You may remember from the episode on Hallelujah that the very specific, personal name of the God of Israel is Yahweh. It’s usually translated in our English Bibles as “LORD”or “GOD” in capital letters. But when you see God described as Lord with lowercase letters, the word being translated is Adonai.
Here’s how it’s used in Psalm chapter 8, for example:
O LORD [Yahweh], our Lord [Adonai], how majestic is your name in all the earth!
Even today, Jewish readers, out of reverence for God, rather than uttering the name Yahweh will say Adonai instead.
There’s a particular meaning to Adonai. It refers to God’s absolute sovereignty over creation.
In the New Testament, the Hebrew adonai becomes the Greek kyrios, but the meaning—Lord—is the same, and it still carries that sense of God’s complete sovereignty over all creation. It’s used of God the Father about one hundred times. But it’s also applied to Jesus—some seven hundred times. In fact, some of those New Testament references are quotations from the Old Testament which include the name Yahweh—the personal name of the God of Israel—except now in the New Testament, those Yahweh quotations are applied to Jesus.

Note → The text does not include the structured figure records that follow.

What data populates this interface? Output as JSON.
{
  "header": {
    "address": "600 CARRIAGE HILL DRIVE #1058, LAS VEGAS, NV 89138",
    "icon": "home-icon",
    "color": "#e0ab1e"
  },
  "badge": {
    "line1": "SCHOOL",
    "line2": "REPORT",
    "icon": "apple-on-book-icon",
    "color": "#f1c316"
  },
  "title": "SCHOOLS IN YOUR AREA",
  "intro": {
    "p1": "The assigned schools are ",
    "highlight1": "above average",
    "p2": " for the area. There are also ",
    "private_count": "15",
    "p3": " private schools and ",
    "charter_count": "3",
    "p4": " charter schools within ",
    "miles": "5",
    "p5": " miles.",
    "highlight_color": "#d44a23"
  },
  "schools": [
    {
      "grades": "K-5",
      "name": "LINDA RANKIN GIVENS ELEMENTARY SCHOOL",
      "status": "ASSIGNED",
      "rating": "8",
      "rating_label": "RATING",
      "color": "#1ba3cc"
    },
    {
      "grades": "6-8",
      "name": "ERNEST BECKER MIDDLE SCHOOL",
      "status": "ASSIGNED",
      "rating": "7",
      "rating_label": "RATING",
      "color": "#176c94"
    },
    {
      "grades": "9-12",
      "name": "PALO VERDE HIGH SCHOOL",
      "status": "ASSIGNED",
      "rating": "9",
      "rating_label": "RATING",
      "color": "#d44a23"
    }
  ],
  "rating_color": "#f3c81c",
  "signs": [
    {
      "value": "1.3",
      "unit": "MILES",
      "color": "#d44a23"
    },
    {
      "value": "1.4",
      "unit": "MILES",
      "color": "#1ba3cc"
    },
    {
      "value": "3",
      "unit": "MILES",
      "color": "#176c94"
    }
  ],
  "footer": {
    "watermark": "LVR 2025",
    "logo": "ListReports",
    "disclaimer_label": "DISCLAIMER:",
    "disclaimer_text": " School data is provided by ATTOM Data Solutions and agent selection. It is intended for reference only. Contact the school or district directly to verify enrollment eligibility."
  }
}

The complete sovereignty of Adonai or Kyrios is all over the New Testament, but perhaps never more clearly than in Philippians chapter 2:
Therefore God has highly exalted [Jesus] and bestowed on him the name that is above every name, so that at the name of Jesus every knee should bow, in heaven and on earth and under the earth, and every tongue confess that Jesus Christ is Kyrios [Adonai, Lord], to the glory of God the Father.
One day, every tongue will confess that Jesus is Adonai. The Lord of all, the Master of all, the Owner of all—the One to whom everything belongs.